As profissões do futuro e seus desafios
Enviada em 26/06/2020
Uma das maiores consequências da Terceira Revolução Industrial, ocorrida em meados do século passado, foi a mudança de paradigmas no âmbito profissional. Isso porque a expansão tecnológica digital revirou o mercado de trabalho e resultou no surgimento de novas profissões, além de vislumbrar outras delas no futuro, assim como de inúmeros outros desafios.
Durante muito tempo, a escolha de uma profissão representava uma decisão vitalícia, sendo influenciada por tradições familiares e pressões sociais. Com isso, criou-se a ideia de estabilidade profissional, reforçada mais pelos critérios como fama, posição social e retorno financeiro do que por habilidades, paixão ou satisfação pessoal.

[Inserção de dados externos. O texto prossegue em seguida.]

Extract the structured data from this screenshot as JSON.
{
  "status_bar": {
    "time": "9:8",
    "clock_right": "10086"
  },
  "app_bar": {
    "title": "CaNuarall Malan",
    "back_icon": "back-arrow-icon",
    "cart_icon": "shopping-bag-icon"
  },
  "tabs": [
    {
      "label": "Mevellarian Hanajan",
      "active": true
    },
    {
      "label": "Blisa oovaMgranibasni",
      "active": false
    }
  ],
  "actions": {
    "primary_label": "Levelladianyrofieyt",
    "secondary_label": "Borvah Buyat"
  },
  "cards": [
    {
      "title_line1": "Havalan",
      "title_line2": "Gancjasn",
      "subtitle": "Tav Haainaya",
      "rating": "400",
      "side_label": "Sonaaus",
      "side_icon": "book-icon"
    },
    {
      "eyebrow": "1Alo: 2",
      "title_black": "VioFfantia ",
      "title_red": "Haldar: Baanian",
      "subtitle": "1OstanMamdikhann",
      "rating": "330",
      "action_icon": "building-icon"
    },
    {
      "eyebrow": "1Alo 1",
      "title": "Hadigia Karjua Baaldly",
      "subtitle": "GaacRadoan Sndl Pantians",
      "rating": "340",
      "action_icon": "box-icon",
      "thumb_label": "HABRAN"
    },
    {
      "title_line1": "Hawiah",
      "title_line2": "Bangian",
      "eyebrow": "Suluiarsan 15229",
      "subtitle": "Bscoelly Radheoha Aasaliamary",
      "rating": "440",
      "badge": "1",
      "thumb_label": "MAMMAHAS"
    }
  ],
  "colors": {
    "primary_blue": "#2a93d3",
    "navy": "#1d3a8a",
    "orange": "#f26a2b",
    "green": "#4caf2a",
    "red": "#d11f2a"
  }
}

Nesse sentido, a lógica de trabalho tem sofrido mudanças e, junto com suas demandas, tem requerido mobilidade e flexibilidade, visando a adaptação dos trabalhadores a um mundo em constantes mudanças.

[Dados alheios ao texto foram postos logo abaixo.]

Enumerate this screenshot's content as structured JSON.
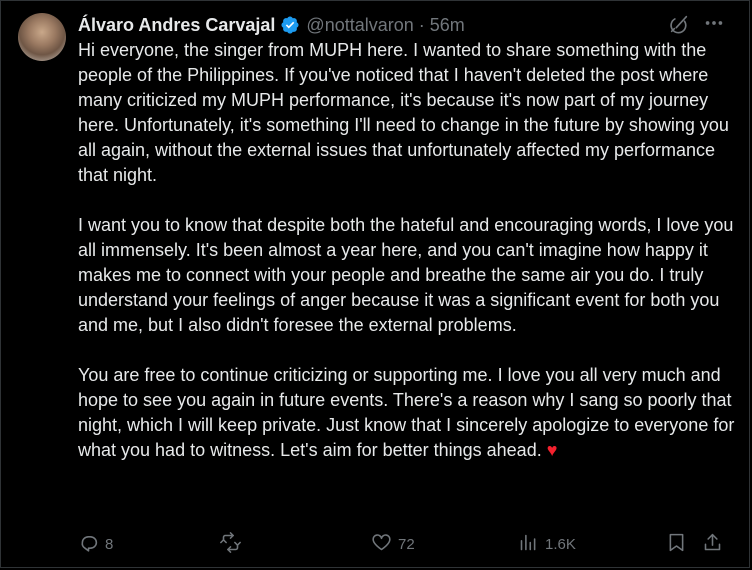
{
  "author": {
    "name": "Álvaro Andres Carvajal",
    "handle": "@nottalvaron",
    "separator": "·",
    "time": "56m",
    "verified_color": "#1d9bf0"
  },
  "post": {
    "paragraphs": [
      "Hi everyone, the singer from MUPH here. I wanted to share something with the people of the Philippines. If you've noticed that I haven't deleted the post where many criticized my MUPH performance, it's because it's now part of my journey here. Unfortunately, it's something I'll need to change in the future by showing you all again, without the external issues that unfortunately affected my performance that night.",
      "I want you to know that despite both the hateful and encouraging words, I love you all immensely. It's been almost a year here, and you can't imagine how happy it makes me to connect with your people and breathe the same air you do. I truly understand your feelings of anger because it was a significant event for both you and me, but I also didn't foresee the external problems.",
      "You are free to continue criticizing or supporting me. I love you all very much and hope to see you again in future events. There's a reason why I sang so poorly that night, which I will keep private. Just know that I sincerely apologize to everyone for what you had to witness. Let's aim for better things ahead."
    ],
    "emoji": "♥"
  },
  "actions": {
    "replies": "8",
    "reposts": "",
    "likes": "72",
    "views": "1.6K"
  },
  "icons": {
    "header": [
      "grok-icon",
      "more-icon"
    ],
    "action_bar": [
      "reply-icon",
      "repost-icon",
      "like-icon",
      "views-icon",
      "bookmark-icon",
      "share-icon"
    ]
  },
  "colors": {
    "background": "#000000",
    "text": "#e7e9ea",
    "muted": "#71767b",
    "accent": "#1d9bf0",
    "heart": "#f4212e"
  }
}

Outra característica exigida pelas profissões do futuro é a inteligência emocional, em oposição ao que se cria como sendo somente a formação educacional. Ou seja, ao ambiente acadêmico exige-se um remodelamento, visando adequá-lo para desenvolver habilidades como liderança, criatividade, capacidades de negociação e de resolução de problemas, pois somente os portadores desses adjetivos conseguirão manter-se empregados. Nessa perspectiva, parafraseando o professor Leon Megginson, “não é o mais forte que sobrevive, nem o mais inteligente [ou mais escolarizado], mas o que melhor se adapta às mudanças”.
Assim sendo, a inserção do indivíduo no mercado de trabalho, diante das profissões do futuro, exigirá investimentos governamentais na formação dele. Assim, cabe ao Ministério da Educação adequar as Diretrizes Curriculares Nacionais e enfocar a formação dos estudantes para o mercado de trabalho, concomitante à formação tradicional. Isso pode ser feito, por exemplo, desenvolvendo as habilidades cognitivas e comportamentais, através de simulados e utilização de ambientes estimulantes, sob a orientação de profissionais das áreas especializados, além de oportunizar momentos para discussão e reflexão das fortalezas e dificuldades individuais. Dessa modo, espera-se criar uma mão-de-obra que atenda às exigências do novo modelo profissional e que possa, por conseguinte, usufruir das benesses de uma sociedade produtiva.